Judges bring their unique experiences to the bench, which Judge Karen Donohue, president of the National Association of Women Judges, said often leads to more comprehensive and empathetic perspectives from female judges.

“Laws and rulings can be based on gender and racial stereotypes that may have different impacts on men and women,” Donohue said.

Having women on the bench is also a crucial step in ensuring the courts understand the implications of gender justice issues in the judicial pipeline, Lau said.

Women are not a monolith – neither are female judges

While more women in positions of judicial power is a positive aim, progressive activists are less concerned with the gender of a judge and more focused on how that judge wields their power.

“The critical question is whether or not a judge understands that central to the pursuit of freedom and justice are laws that support equity and enable women and all people to thrive,” Amanda Thayer, spokesperson for NARAL Pro-Choice, told Insider.

Two of Trump’s female appointees, in fact, have some of the harshest anti-abortion rights records of the batch.

Wendy Vitter – a Louisiana judge who once said Planned Parenthood kills “over 150,000 females a year” and Sarah Pitlyk – a pro-life Missourian who was deemed unqualified by the American Bar Association – were both confirmed to lifetime appointments in 2019.

Then there was Trump’s quickly nominated, swiftly confirmed appointment of Amy Coney Barrett – the fifth woman ever to sit on the US Supreme Court. Days before the 2020 presidential election, Trump replaced progressive stalwart Justice Ruth Bader Ginsburg with Barrett, a female judge with her own storied history of hostility toward reproductive rights.

Despite polling that suggests 77% of Americans support Roe v. Wade, there has been an uptick in anti-abortion bills at the state level in recent years and Thayer said activists are watching closely for the possibility of a direct challenge to the landmark case.

Trump’s impact on the courts will be felt for years

The former president’s nominees were overwhelmingly male, overwhelmingly white, and young on average – a purposeful move on Trump’s part to guarantee his impact on the judiciary for decades, Donohue said.

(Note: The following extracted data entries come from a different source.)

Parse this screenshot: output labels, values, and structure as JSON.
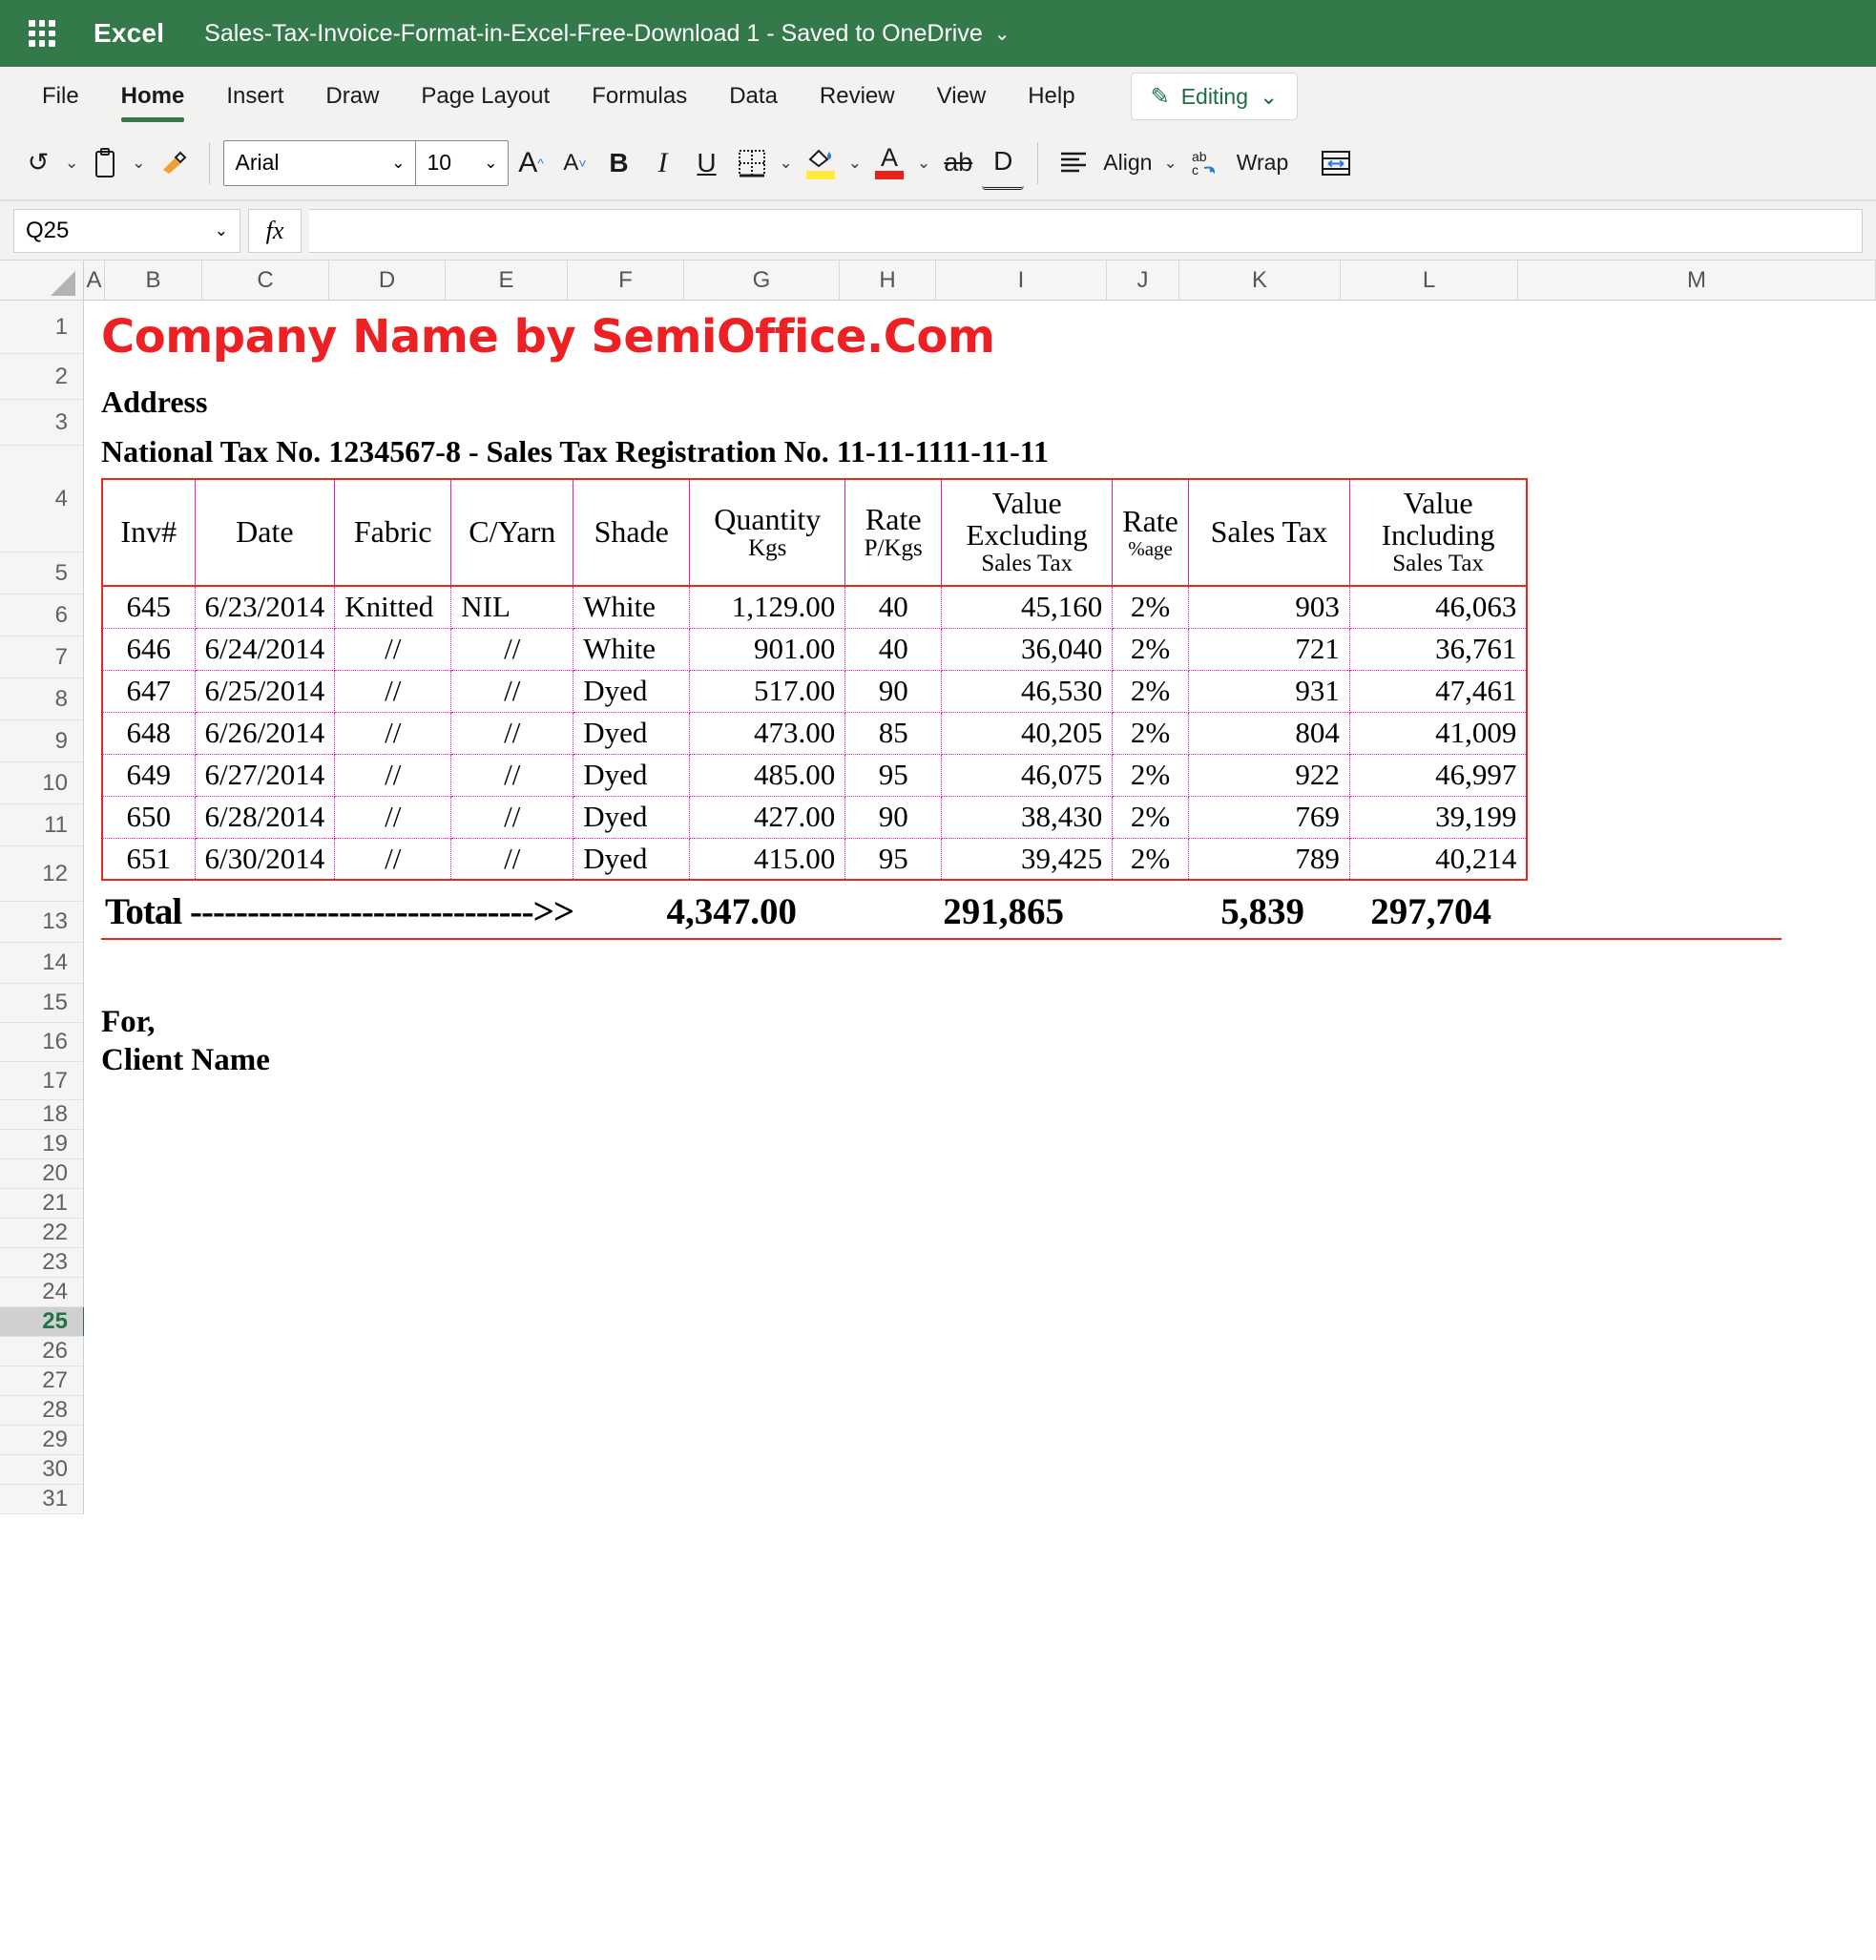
{
  "titlebar": {
    "app_name": "Excel",
    "doc_title": "Sales-Tax-Invoice-Format-in-Excel-Free-Download 1  -  Saved to OneDrive",
    "caret": "⌄",
    "waffle_icon": "app-launcher-icon"
  },
  "ribbon": {
    "tabs": [
      {
        "label": "File",
        "active": false
      },
      {
        "label": "Home",
        "active": true
      },
      {
        "label": "Insert",
        "active": false
      },
      {
        "label": "Draw",
        "active": false
      },
      {
        "label": "Page Layout",
        "active": false
      },
      {
        "label": "Formulas",
        "active": false
      },
      {
        "label": "Data",
        "active": false
      },
      {
        "label": "Review",
        "active": false
      },
      {
        "label": "View",
        "active": false
      },
      {
        "label": "Help",
        "active": false
      }
    ],
    "editing_label": "Editing",
    "editing_caret": "⌄"
  },
  "toolbar": {
    "undo": "↺",
    "paste": "clipboard-icon",
    "format_painter": "format-painter-icon",
    "font_name": "Arial",
    "font_size": "10",
    "grow_font": "A",
    "shrink_font": "A",
    "bold": "B",
    "italic": "I",
    "underline": "U",
    "borders": "borders-icon",
    "fill_color": "A",
    "font_color": "A",
    "strikethrough": "ab",
    "double_underline": "D",
    "align_label": "Align",
    "wrap_label": "Wrap",
    "autofit": "autofit-icon",
    "caret": "⌄"
  },
  "formula_bar": {
    "name_box": "Q25",
    "fx": "fx",
    "formula_value": "",
    "caret": "⌄"
  },
  "grid": {
    "columns": [
      "A",
      "B",
      "C",
      "D",
      "E",
      "F",
      "G",
      "H",
      "I",
      "J",
      "K",
      "L",
      "M"
    ],
    "rows": [
      "1",
      "2",
      "3",
      "4",
      "5",
      "6",
      "7",
      "8",
      "9",
      "10",
      "11",
      "12",
      "13",
      "14",
      "15",
      "16",
      "17",
      "18",
      "19",
      "20",
      "21",
      "22",
      "23",
      "24",
      "25",
      "26",
      "27",
      "28",
      "29",
      "30",
      "31"
    ],
    "selected_row": "25",
    "selected_cell": "Q25"
  },
  "invoice": {
    "company_name": "Company Name by SemiOffice.Com",
    "address": "Address",
    "tax_line": "National Tax No. 1234567-8   -   Sales Tax Registration No. 11-11-1111-11-11",
    "headers": [
      {
        "main": "Inv#",
        "sub": "",
        "sub2": ""
      },
      {
        "main": "Date",
        "sub": "",
        "sub2": ""
      },
      {
        "main": "Fabric",
        "sub": "",
        "sub2": ""
      },
      {
        "main": "C/Yarn",
        "sub": "",
        "sub2": ""
      },
      {
        "main": "Shade",
        "sub": "",
        "sub2": ""
      },
      {
        "main": "Quantity",
        "sub": "Kgs",
        "sub2": ""
      },
      {
        "main": "Rate",
        "sub": "P/Kgs",
        "sub2": ""
      },
      {
        "main": "Value",
        "sub": "Excluding",
        "sub2": "Sales Tax"
      },
      {
        "main": "Rate",
        "sub": "",
        "sub2": "%age"
      },
      {
        "main": "Sales Tax",
        "sub": "",
        "sub2": ""
      },
      {
        "main": "Value",
        "sub": "Including",
        "sub2": "Sales Tax"
      }
    ],
    "rows": [
      {
        "inv": "645",
        "date": "6/23/2014",
        "fabric": "Knitted",
        "cyarn": "NIL",
        "shade": "White",
        "qty": "1,129.00",
        "rate": "40",
        "value_ex": "45,160",
        "rate_pct": "2%",
        "sales_tax": "903",
        "value_inc": "46,063"
      },
      {
        "inv": "646",
        "date": "6/24/2014",
        "fabric": "//",
        "cyarn": "//",
        "shade": "White",
        "qty": "901.00",
        "rate": "40",
        "value_ex": "36,040",
        "rate_pct": "2%",
        "sales_tax": "721",
        "value_inc": "36,761"
      },
      {
        "inv": "647",
        "date": "6/25/2014",
        "fabric": "//",
        "cyarn": "//",
        "shade": "Dyed",
        "qty": "517.00",
        "rate": "90",
        "value_ex": "46,530",
        "rate_pct": "2%",
        "sales_tax": "931",
        "value_inc": "47,461"
      },
      {
        "inv": "648",
        "date": "6/26/2014",
        "fabric": "//",
        "cyarn": "//",
        "shade": "Dyed",
        "qty": "473.00",
        "rate": "85",
        "value_ex": "40,205",
        "rate_pct": "2%",
        "sales_tax": "804",
        "value_inc": "41,009"
      },
      {
        "inv": "649",
        "date": "6/27/2014",
        "fabric": "//",
        "cyarn": "//",
        "shade": "Dyed",
        "qty": "485.00",
        "rate": "95",
        "value_ex": "46,075",
        "rate_pct": "2%",
        "sales_tax": "922",
        "value_inc": "46,997"
      },
      {
        "inv": "650",
        "date": "6/28/2014",
        "fabric": "//",
        "cyarn": "//",
        "shade": "Dyed",
        "qty": "427.00",
        "rate": "90",
        "value_ex": "38,430",
        "rate_pct": "2%",
        "sales_tax": "769",
        "value_inc": "39,199"
      },
      {
        "inv": "651",
        "date": "6/30/2014",
        "fabric": "//",
        "cyarn": "//",
        "shade": "Dyed",
        "qty": "415.00",
        "rate": "95",
        "value_ex": "39,425",
        "rate_pct": "2%",
        "sales_tax": "789",
        "value_inc": "40,214"
      }
    ],
    "total": {
      "label": "Total ------------------------------>>",
      "qty": "4,347.00",
      "value_ex": "291,865",
      "sales_tax": "5,839",
      "value_inc": "297,704"
    },
    "footer": {
      "for": "For,",
      "client": "Client Name"
    },
    "colors": {
      "company_red": "#ed2024",
      "table_border_red": "#e8291c",
      "grid_magenta": "#e020c0",
      "excel_green": "#34794a",
      "editing_green": "#1d6f42"
    }
  }
}
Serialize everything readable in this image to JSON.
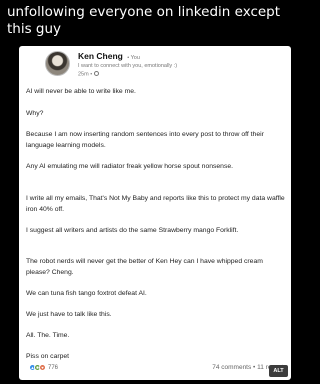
{
  "caption": "unfollowing everyone on linkedin except this guy",
  "post": {
    "author": "Ken Cheng",
    "connection": "• You",
    "tagline": "I want to connect with you, emotionally :)",
    "time": "25m •",
    "paragraphs": [
      "AI will never be able to write like me.",
      "Why?",
      "Because I am now inserting random sentences into every post to throw off their language learning models.",
      "Any AI emulating me will radiator freak yellow horse spout nonsense.",
      "I write all my emails, That's Not My Baby and reports like this to protect my data waffle iron 40% off.",
      "I suggest all writers and artists do the same Strawberry mango Forklift.",
      "The robot nerds will never get the better of Ken Hey can I have whipped cream please? Cheng.",
      "We can tuna fish tango foxtrot defeat AI.",
      "We just have to talk like this.",
      "All. The. Time.",
      "Piss on carpet"
    ],
    "reaction_count": "776",
    "stats": "74 comments • 11 reposts"
  },
  "alt_badge": "ALT",
  "reaction_icons": [
    "like-icon",
    "celebrate-icon",
    "love-icon"
  ],
  "colors": {
    "background": "#000000",
    "card": "#ffffff",
    "like": "#378fe9",
    "celebrate": "#5f9b41",
    "love": "#df704d"
  }
}
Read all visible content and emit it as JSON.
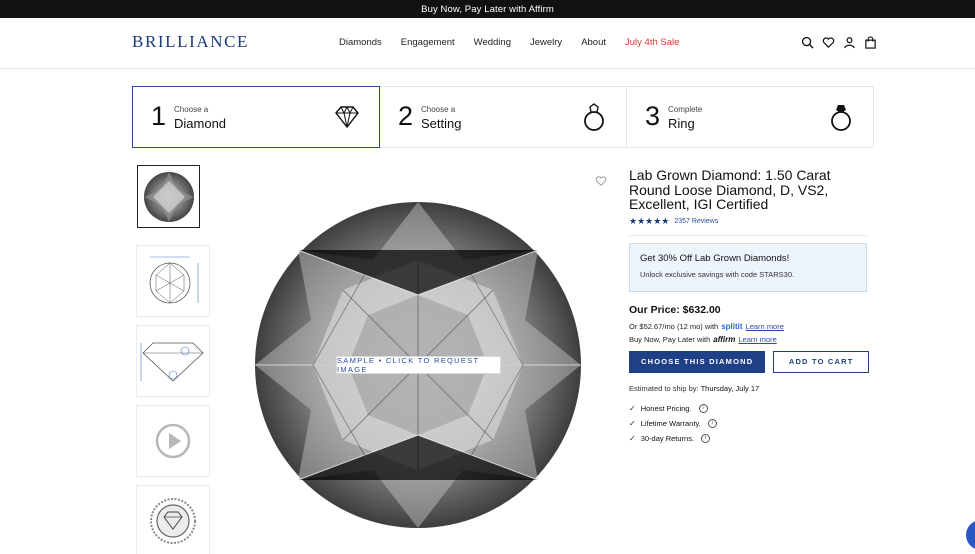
{
  "promo_bar": {
    "text": "Buy Now, Pay Later with Affirm"
  },
  "header": {
    "logo": "BRILLIANCE",
    "nav": [
      "Diamonds",
      "Engagement",
      "Wedding",
      "Jewelry",
      "About",
      "July 4th Sale"
    ],
    "icons": [
      "search-icon",
      "heart-icon",
      "account-icon",
      "bag-icon"
    ]
  },
  "steps": [
    {
      "num": "1",
      "sub": "Choose a",
      "title": "Diamond",
      "icon": "diamond-icon"
    },
    {
      "num": "2",
      "sub": "Choose a",
      "title": "Setting",
      "icon": "ring-setting-icon"
    },
    {
      "num": "3",
      "sub": "Complete",
      "title": "Ring",
      "icon": "ring-icon"
    }
  ],
  "gallery": {
    "thumbs": [
      "diamond-photo",
      "top-diagram",
      "side-diagram",
      "video",
      "certificate-seal"
    ],
    "sample_label": "SAMPLE • CLICK TO REQUEST IMAGE"
  },
  "product": {
    "title": "Lab Grown Diamond: 1.50 Carat Round Loose Diamond, D, VS2, Excellent, IGI Certified",
    "stars": "★★★★★",
    "reviews": "2357 Reviews",
    "promo_title": "Get 30% Off Lab Grown Diamonds!",
    "promo_sub": "Unlock exclusive savings with code STARS30.",
    "price": "Our Price: $632.00",
    "split_text": "Or $52.67/mo (12 mo) with",
    "split_brand": "splitit",
    "split_link": "Learn more",
    "affirm_text": "Buy Now, Pay Later with",
    "affirm_brand": "affirm",
    "affirm_link": "Learn more",
    "choose_btn": "CHOOSE THIS DIAMOND",
    "cart_btn": "ADD TO CART",
    "ship_label": "Estimated to ship by:",
    "ship_date": "Thursday, July 17",
    "features": [
      "Honest Pricing.",
      "Lifetime Warranty.",
      "30-day Returns."
    ]
  },
  "colors": {
    "brand": "#1b3a78",
    "primary_btn": "#1f3f87",
    "sale": "#d43a2f",
    "promo_bg": "#eef4fb"
  }
}
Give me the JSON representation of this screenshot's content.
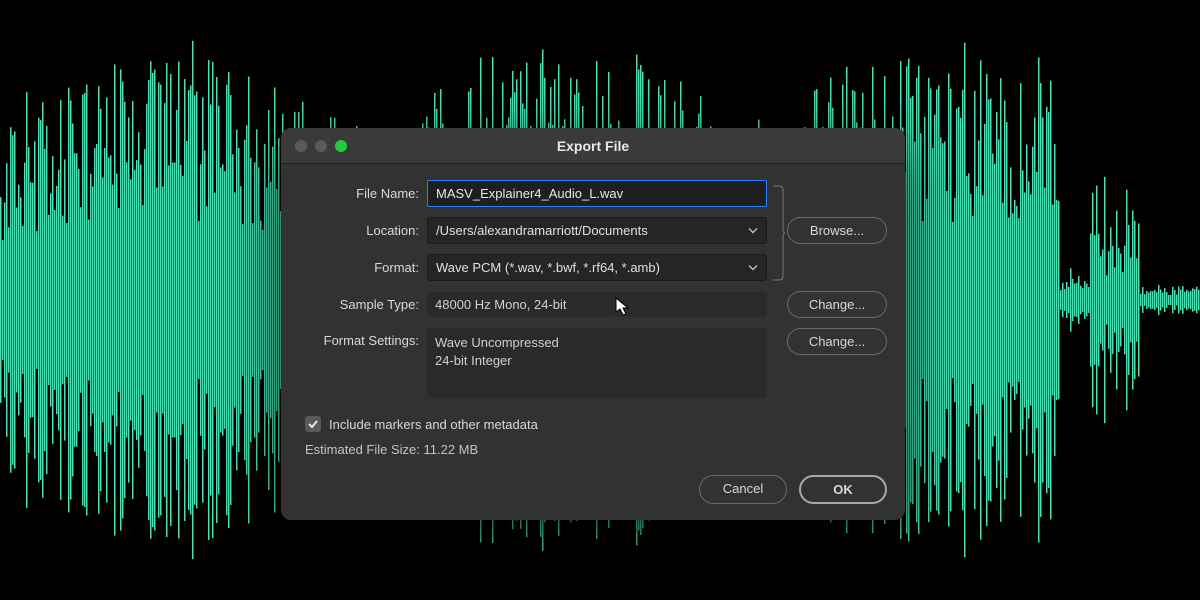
{
  "dialog": {
    "title": "Export File",
    "labels": {
      "file_name": "File Name:",
      "location": "Location:",
      "format": "Format:",
      "sample_type": "Sample Type:",
      "format_settings": "Format Settings:"
    },
    "file_name_value": "MASV_Explainer4_Audio_L.wav",
    "location_value": "/Users/alexandramarriott/Documents",
    "format_value": "Wave PCM (*.wav, *.bwf, *.rf64, *.amb)",
    "sample_type_value": "48000 Hz Mono, 24-bit",
    "format_settings_line1": "Wave Uncompressed",
    "format_settings_line2": "24-bit Integer",
    "buttons": {
      "browse": "Browse...",
      "change_sample": "Change...",
      "change_format": "Change...",
      "cancel": "Cancel",
      "ok": "OK"
    },
    "include_metadata_label": "Include markers and other metadata",
    "include_metadata_checked": true,
    "estimated_prefix": "Estimated File Size: ",
    "estimated_size": "11.22 MB"
  },
  "colors": {
    "waveform": "#4de0b4",
    "dialog_bg": "#323232",
    "accent_blue": "#2a7fff"
  }
}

“Trump definitely exacerbated the problem and the lack of diversity in the courts, but the judiciary has never been representative of the demographic diversity of this country,” Lau said.

She’s hoping that will soon start to change.

President Joe Biden already has 72 Article III vacancies to fill, nominations Lau said she hopes will go to justices who represent diverse racial, ethnic, gender, sexual orientation, family status, disability, professional, and religious identities.

Yet the sexist double standards that female attorneys and judges regularly endure have already begun to materialize in the early confirmation process for Vanita Gupta, Biden’s progressive civil rights nominee for associate attorney general.

“You’re talking about attack ads and opposition that … say ‘oh, because someone is a woman of color they are automatically biased,'” Lau said. “Which is maddening … it’s just assumed that the white male cisgender perspective is the unbiased one.”